To what do you attribute the success of Highland Titles?

Highland Titles has been a success in part because we have always done what we said we would do. Honesty in all things is the best policy. Always.  Never make a promise you can’t keep is good advice for anyone in business.  But more than that, we have risen above all our imitators who have simply tried to make a quick buck, or who need to fund the repair of their house by being welcoming. Inviting people to the nature reserve from day 1 and finding local volunteers to show them around when they visit has been key to our success. Sharing ownership of the land is beneficial in itself. But we have worked hard to conserve what is good and restore what is not. The wider community has also benefited greatly and we have always relied on local support.

Paradoxically those who have been openly skeptical, even hostile, to our business model have helped us the most. They have worked very hard to raise our profile. To quote Oscar Wilde, “There is only one thing in life worse than being talked about, and that is not being talked about“.  Recently we have had a great boost from several well connected Scottish lawyers, who have driven a lot of traffic to our websites and the increased sales in 2015 are largely thanks to their hard work.  Social media has played a very large part in our success. In fact I doubt that Highland Titles could have succeeded without Twitter and Facebook.

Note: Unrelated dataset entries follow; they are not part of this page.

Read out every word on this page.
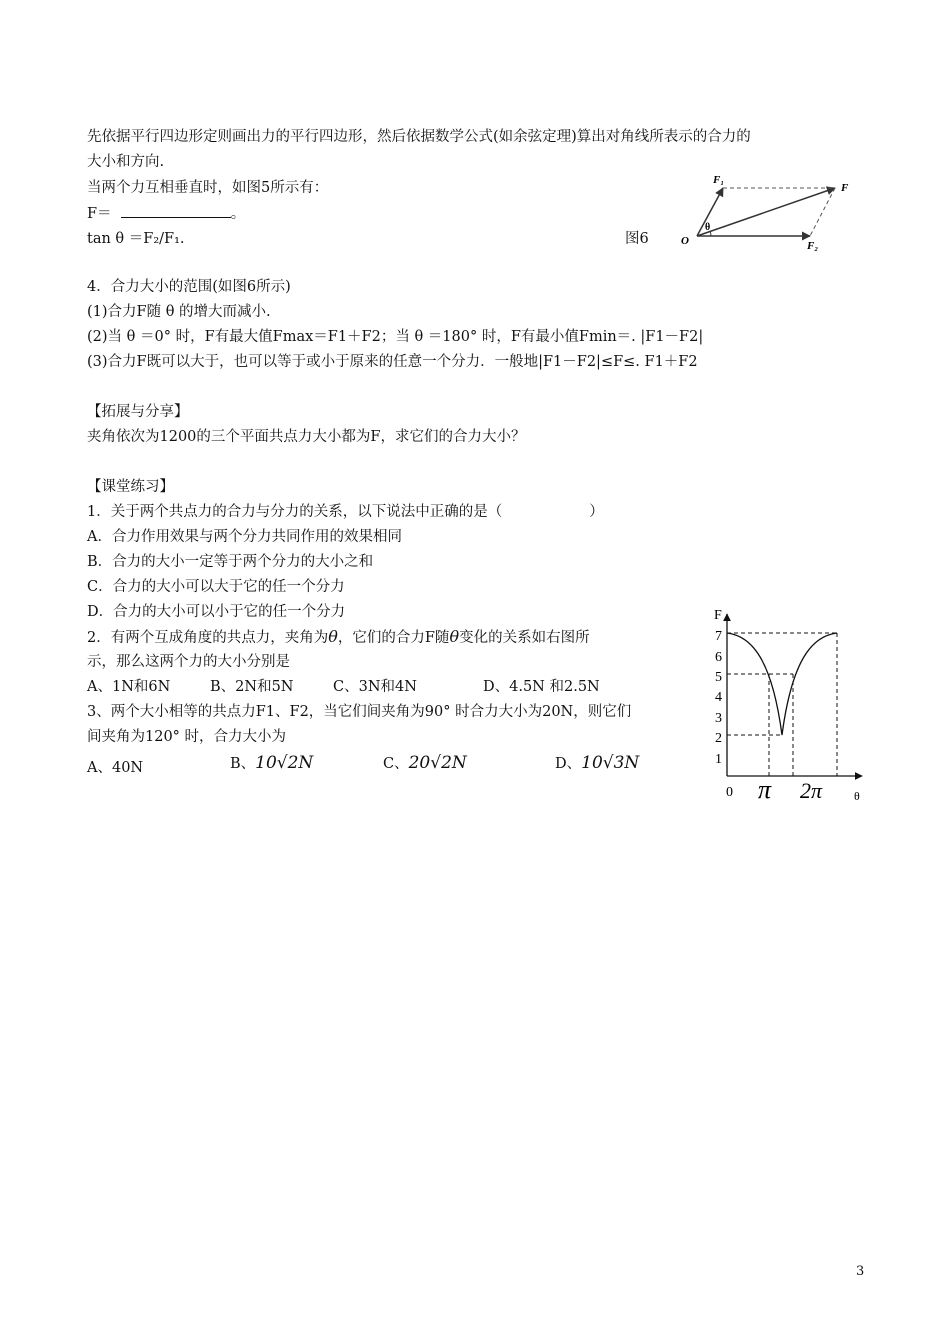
先依据平行四边形定则画出力的平行四边形，然后依据数学公式(如余弦定理)算出对角线所表示的合力的
大小和方向.
当两个力互相垂直时，如图5所示有：
F＝	。
tan θ ＝F₂/F₁.	图6
F₁
F
O
θ
F₂
4．合力大小的范围(如图6所示)
(1)合力F随 θ 的增大而减小.
(2)当 θ ＝0° 时，F有最大值Fmax＝F1＋F2；当 θ ＝180° 时，F有最小值Fmin＝. |F1－F2|
(3)合力F既可以大于，也可以等于或小于原来的任意一个分力．一般地|F1－F2|≤F≤. F1＋F2
【拓展与分享】
夹角依次为1200的三个平面共点力大小都为F，求它们的合力大小？
【课堂练习】
1．关于两个共点力的合力与分力的关系，以下说法中正确的是（　　　　　　）
A．合力作用效果与两个分力共同作用的效果相同
B．合力的大小一定等于两个分力的大小之和
C．合力的大小可以大于它的任一个分力
D．合力的大小可以小于它的任一个分力
2．有两个互成角度的共点力，夹角为θ，它们的合力F随θ变化的关系如右图所
示，那么这两个力的大小分别是
A、1N和6N	B、2N和5N	C、3N和4N	D、4.5N 和2.5N
3、两个大小相等的共点力F1、F2，当它们间夹角为90° 时合力大小为20N，则它们
间夹角为120° 时，合力大小为
A、40N	B、10√2N	C、20√2N	D、10√3N
F
θ
0
1
2
3
4
5
6
7
π 2π
3
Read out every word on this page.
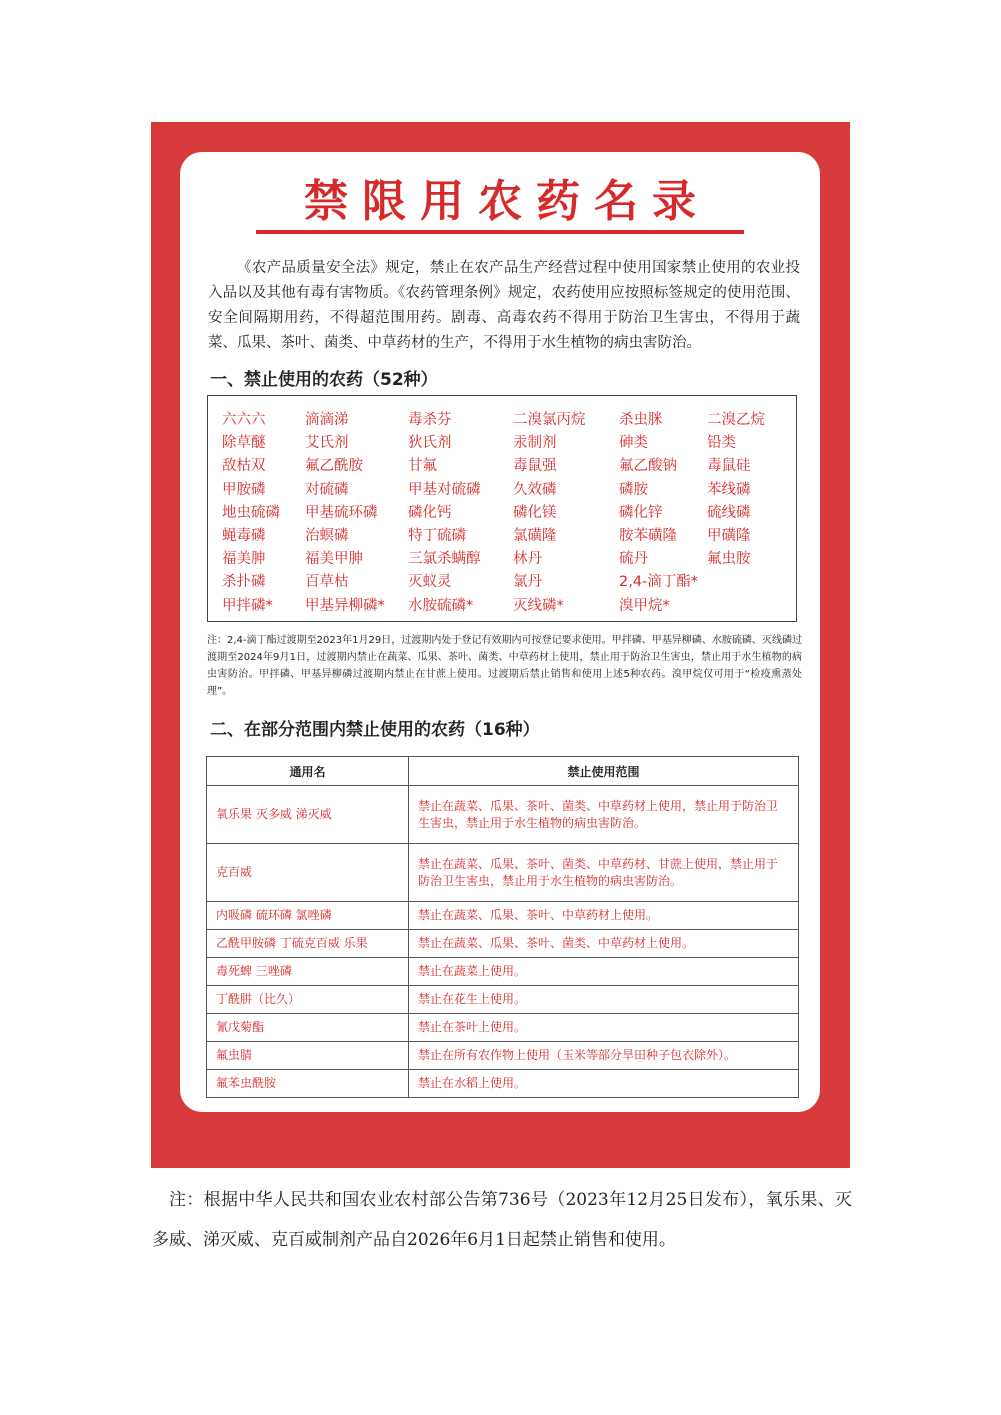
禁限用农药名录

《农产品质量安全法》规定，禁止在农产品生产经营过程中使用国家禁止使用的农业投入品以及其他有毒有害物质。《农药管理条例》规定，农药使用应按照标签规定的使用范围、安全间隔期用药，不得超范围用药。剧毒、高毒农药不得用于防治卫生害虫，不得用于蔬菜、瓜果、茶叶、菌类、中草药材的生产，不得用于水生植物的病虫害防治。

一、禁止使用的农药（52种）
六六六	滴滴涕	毒杀芬	二溴氯丙烷	杀虫脒	二溴乙烷
除草醚	艾氏剂	狄氏剂	汞制剂	砷类	铅类
敌枯双	氟乙酰胺	甘氟	毒鼠强	氟乙酸钠	毒鼠硅
甲胺磷	对硫磷	甲基对硫磷	久效磷	磷胺	苯线磷
地虫硫磷	甲基硫环磷	磷化钙	磷化镁	磷化锌	硫线磷
蝇毒磷	治螟磷	特丁硫磷	氯磺隆	胺苯磺隆	甲磺隆
福美胂	福美甲胂	三氯杀螨醇	林丹	硫丹	氟虫胺
杀扑磷	百草枯	灭蚁灵	氯丹	2,4-滴丁酯*
甲拌磷*	甲基异柳磷*	水胺硫磷*	灭线磷*	溴甲烷*

注：2,4-滴丁酯过渡期至2023年1月29日，过渡期内处于登记有效期内可按登记要求使用。甲拌磷、甲基异柳磷、水胺硫磷、灭线磷过渡期至2024年9月1日，过渡期内禁止在蔬菜、瓜果、茶叶、菌类、中草药材上使用，禁止用于防治卫生害虫，禁止用于水生植物的病虫害防治。甲拌磷、甲基异柳磷过渡期内禁止在甘蔗上使用。过渡期后禁止销售和使用上述5种农药。溴甲烷仅可用于“检疫熏蒸处理”。

二、在部分范围内禁止使用的农药（16种）
通用名	禁止使用范围
氧乐果 灭多威 涕灭威	禁止在蔬菜、瓜果、茶叶、菌类、中草药材上使用，禁止用于防治卫生害虫，禁止用于水生植物的病虫害防治。
克百威	禁止在蔬菜、瓜果、茶叶、菌类、中草药材、甘蔗上使用，禁止用于防治卫生害虫，禁止用于水生植物的病虫害防治。
内吸磷 硫环磷 氯唑磷	禁止在蔬菜、瓜果、茶叶、中草药材上使用。
乙酰甲胺磷 丁硫克百威 乐果	禁止在蔬菜、瓜果、茶叶、菌类、中草药材上使用。
毒死蜱 三唑磷	禁止在蔬菜上使用。
丁酰肼（比久）	禁止在花生上使用。
氰戊菊酯	禁止在茶叶上使用。
氟虫腈	禁止在所有农作物上使用（玉米等部分旱田种子包衣除外）。
氟苯虫酰胺	禁止在水稻上使用。

注：根据中华人民共和国农业农村部公告第736号（2023年12月25日发布），氧乐果、灭多威、涕灭威、克百威制剂产品自2026年6月1日起禁止销售和使用。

What do you do in your leisure time?

Once I spent every spare weekend walking, but I am no longer able to walk as far as I once did. I am fortunate to have family close by. Lovely children and grandchildren. And I ring church bells and hand bells whenever the opportunity presents itself.

Have you plans to retire?

I almost feel I have retired, because I love what I do. I hope to fade away gradually rather than actually stop work. I hope to be still involved in my 90s.


Thank you Dr Bevis for talking to me. Congratulations on all you have achieved.